Vittrup Man (Fig 1) is the popular archaeological name for the severely fragmented Neolithic skeleton of a 30–40 years old male, who was found in a peat bog in Northwest Denmark (Fig 2). His remains were recovered in 1915 during peat cutting together with a wooden club, a ceramic vessel and bovine bones (SI.1 in S1 File). In 2014 he was incorporated into a large genomic project investigating the Mesolithic and Neolithic gene pools of Eurasia [1]. The realisation that this individual had a genetic profile different from his local contemporaries led to the current study. We present and combine data on genetic ancestry, physical appearance, geographic origin, dietary history and cultural environment. New genetic evidence relating to the Vittrup individual is gained through merging and re-analysis of data that were published separately (Coutinho et al. 2020 [2]; Allentoft et al. 2022 [1]). By using a combination of bioarchaeological methods and traditional archaeological approaches we gain insight into a European Stone Age individual’s life-history at unprecedented resolution. The dramatic changes in geography and cultural environments revealed, adds decisive new dimensions to a generations-long discussion on population history, migration and interaction in Scandinavia during the local Middle Neolithic [314]. Our results involve further attention to a millennial-long relationship in European prehistory between farmers of southern origin and hunter-fisher-gatherers of northern genetic ancestry.
Fig 1. The cranial remains of Vittrup Man, who ended up in a bog after his skull had been crushed by at least eight heavy blows.

Photo: Stephen Freiheit.
Fig 3. Left lower leg bone and right ankle bone.
Like the cranial fragments and the lower jawbone these two bones are coloured brown from millennial deposition in the Vittrup mire. Arrows mark where material was taken for 14C analysis and dietary isotope measurements.
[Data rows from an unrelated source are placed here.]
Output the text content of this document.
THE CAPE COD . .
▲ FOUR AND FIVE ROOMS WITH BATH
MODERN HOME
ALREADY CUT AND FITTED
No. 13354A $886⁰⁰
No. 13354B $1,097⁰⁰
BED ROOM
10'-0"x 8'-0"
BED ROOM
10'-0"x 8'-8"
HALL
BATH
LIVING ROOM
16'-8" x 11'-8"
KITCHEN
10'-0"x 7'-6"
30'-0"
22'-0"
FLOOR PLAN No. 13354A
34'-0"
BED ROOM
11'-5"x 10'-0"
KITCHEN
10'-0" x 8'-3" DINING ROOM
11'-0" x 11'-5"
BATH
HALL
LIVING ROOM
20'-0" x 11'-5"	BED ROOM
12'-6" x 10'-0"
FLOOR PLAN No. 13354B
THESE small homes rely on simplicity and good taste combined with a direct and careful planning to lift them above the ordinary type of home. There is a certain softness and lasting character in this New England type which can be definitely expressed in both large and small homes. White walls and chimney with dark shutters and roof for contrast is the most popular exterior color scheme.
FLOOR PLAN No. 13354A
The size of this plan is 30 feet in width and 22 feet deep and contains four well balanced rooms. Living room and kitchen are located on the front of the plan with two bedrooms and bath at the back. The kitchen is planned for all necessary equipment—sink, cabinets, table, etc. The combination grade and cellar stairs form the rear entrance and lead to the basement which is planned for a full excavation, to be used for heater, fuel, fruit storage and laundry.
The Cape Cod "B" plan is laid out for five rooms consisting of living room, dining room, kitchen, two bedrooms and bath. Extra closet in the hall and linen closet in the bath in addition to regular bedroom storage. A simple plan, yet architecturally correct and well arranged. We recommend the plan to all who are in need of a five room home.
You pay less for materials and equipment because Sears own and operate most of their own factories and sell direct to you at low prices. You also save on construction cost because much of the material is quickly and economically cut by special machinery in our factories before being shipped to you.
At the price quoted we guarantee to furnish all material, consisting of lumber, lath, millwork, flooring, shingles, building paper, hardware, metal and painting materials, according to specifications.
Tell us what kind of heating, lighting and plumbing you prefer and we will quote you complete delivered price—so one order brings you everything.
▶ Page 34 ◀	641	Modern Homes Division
Photo: Marie Louise Jørkov.
Fig 2. Southern Scandinavia with the location of humans and areas mentioned in the text.
Dots mark individuals with published genome-wide data and a 14C date referring to the epoch of the Funnel Beaker Culture, c. 3900–2800 cal. BC. Data from [1, 2].

Fig 4. The jawbone of Vittrup Man. Several of the teeth are corroded due to soil chemical processes. All are clearly worn as a result of chewing. The character of the root impressions (alveolar sockets) from the front teeth indicate that these were lost after death–possibly when the jaw was brought to the light of day by a peat digger’s spade.

Photo: Arnold Mikkelsen.


This work tells us a few things. It tells us of the life and movement of a person at an important period in European history when farmers from the south and east were replacing the hunter-gatherers that preceded them and that he lived his final 20 years in a culture in which there were ritual blood sacrifices and a religion about which we know nothing.

It tells us how forensic archaeologists can use modern technology to find some surprising things, like what a person ate at different periods of their life and where they lived, based on the ratio of isotopes of strontium in the soil in that area that ended up in their teeth.

It also tells us a great deal about the authors of the origin tales in the Bible and their low level of knowledge of the world outside their small part of it and the history of the planet they were creating myths about to fill the gaps in their knowledge. I doubt that they ever expected their imaginative tales to be written down by later generations and then bound up in a book declared to be the sacred word of an omniscient god.

Had they done so, and had they valued truth and had an iota of integrity, they would have said they were making up stories to satisfy the human need for a narrative to explain what, to them, looked like a small flat, magical world controlled by invisible spirits.